Haha. I did not mean that there isn't one person in the 1st 15 that didn't attend the junior school at churchie. But I will have a crack at your multi choice quiz. I would say 4 out of the starting 15 have been attending Churchie since grade 7. There you go. I would guess in last years team there is perhaps even less. My original post was to highlight how ordinary the Churchie under age teams are going. Under 13 A's on Saturday lost by 67 points. The 14 A's had nearly 50 racked up against them. I wonder if any of these players will get to play 1st 15. Or will you just import new players from Townsville at grade 11 or 12.
But that's what you first said.
And now the goal posts of your critique have shifted to 'being at Churchie since Y7', that is the new 'acceptable homegrown threshold'.
The hard fact of the matter is that the majority of QLD GPS schools offer rugby and multiple other sports and academic scholarships.
Spitting on one - any - GPS school with wild and grossly inaccurate statements re their level of sports scholarships lacks rigour and maturity and gradually turns these otherwise excellent GAGR threads into a toxic, downward-spiralling amalgam of sour grapes and petty hate. (Just as does judging a school's whole junior program on one year's 'A' team results. To make that assessment you would need to carefully trend analyse say 3-5 years of results, both absolutely and comparatively. Once that analysis is done, let's talk some more.)

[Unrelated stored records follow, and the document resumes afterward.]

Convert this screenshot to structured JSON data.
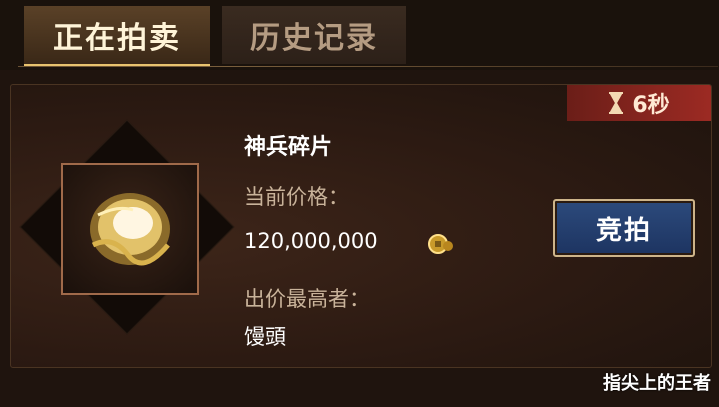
{
  "tabs": [
    {
      "label": "正在拍卖",
      "active": true
    },
    {
      "label": "历史记录",
      "active": false
    }
  ],
  "auction": {
    "timer": "6秒",
    "item_name": "神兵碎片",
    "price_label": "当前价格：",
    "price_value": "120,000,000",
    "bidder_label": "出价最高者：",
    "bidder_name": "馒頭",
    "bid_button": "竞拍"
  },
  "watermark": "指尖上的王者",
  "icons": {
    "timer": "hourglass-icon",
    "currency": "coin-icon",
    "item": "weapon-fragment-icon"
  },
  "colors": {
    "accent_gold": "#e8c36f",
    "timer_red": "#9c2a23",
    "button_blue": "#1d3461"
  }
}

Worse, it lacks generosity to the many fine young rugby players that have been right through a school's junior program and who do great work in the Opens.
Finally, I can say that I am very proud of Churchie's scholarship boys in terms of their contribution to the school overall; their general conduct is excellent inside and outside rugby and they make good contributions to the school not only in rugby, they very clearly appreciate being in the school and I would guess this is just as true of scholarship boys in most if not all other GPS schools.